Moreover, while scientists are fearful of viruses and bacteria reawakening, I think that there can even be more complex life-forms that might spring back from extinction to existence. Fish, frogs, and even birds might suddenly appear. We have no idea what lies dormant underneath the ice, and which global warming is gradually reviving.
We must realize that nature is a single, closed system. Nothing ends in it, and nothing begins. When the time is ripe, things manifest; when the time is ripe, they vanish. But nothing stops existing; it only waits until it is time for it to reappear.
The changes we inflict on nature make things happen faster and in ways we cannot understand. Therefore, the only certainty is that the unexpected will transpire, though we cannot anticipate how it will unfold, what form it will take, how fast it will appear, and what consequences it will have. All we can say for certain is that we will not be prepared for it since one cannot prepare for the unknown and unforeseeable.
While we may not be able to prepare for the unpredictable, we can prevent its arrival. Since climate change is melting the arctic permafrost, and we, according to most scientists, are causing it, we can undo the damage we are doing to the climate by eliminating its cause.

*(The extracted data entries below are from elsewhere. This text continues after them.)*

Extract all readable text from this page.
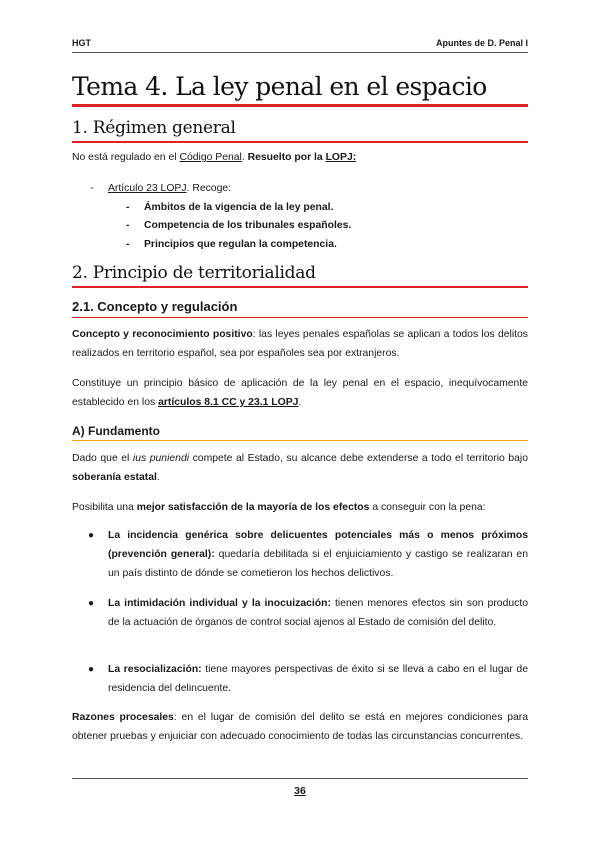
HGT	Apuntes de D. Penal I
Tema 4. La ley penal en el espacio
1. Régimen general
No está regulado en el Código Penal. Resuelto por la LOPJ:
- Artículo 23 LOPJ. Recoge:
- Ámbitos de la vigencia de la ley penal.
- Competencia de los tribunales españoles.
- Principios que regulan la competencia.
2. Principio de territorialidad
2.1. Concepto y regulación
Concepto y reconocimiento positivo: las leyes penales españolas se aplican a todos los delitos realizados en territorio español, sea por españoles sea por extranjeros.
Constituye un principio básico de aplicación de la ley penal en el espacio, inequívocamente establecido en los artículos 8.1 CC y 23.1 LOPJ.
A) Fundamento
Dado que el ius puniendi compete al Estado, su alcance debe extenderse a todo el territorio bajo soberanía estatal.
Posibilita una mejor satisfacción de la mayoría de los efectos a conseguir con la pena:
● La incidencia genérica sobre delicuentes potenciales más o menos próximos (prevención general): quedaría debilitada si el enjuiciamiento y castigo se realizaran en un país distinto de dónde se cometieron los hechos delictivos.
● La intimidación individual y la inocuización: tienen menores efectos sin son producto de la actuación de órganos de control social ajenos al Estado de comisión del delito.
● La resocialización: tiene mayores perspectivas de éxito si se lleva a cabo en el lugar de residencia del delincuente.
Razones procesales: en el lugar de comisión del delito se está en mejores condiciones para obtener pruebas y enjuiciar con adecuado conocimiento de todas las circunstancias concurrentes.
36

Scientists attribute climate change to gas emissions and other manmade factors. However, this view ignores one key fact: Nature is a complete, closed, and interdependent system, not a heap of separate elements. Since everything affects everything else, one malfunctioning element in the system disrupts all of nature and throws the entire system off balance. Mend that element, and you have restored Earth’s balance.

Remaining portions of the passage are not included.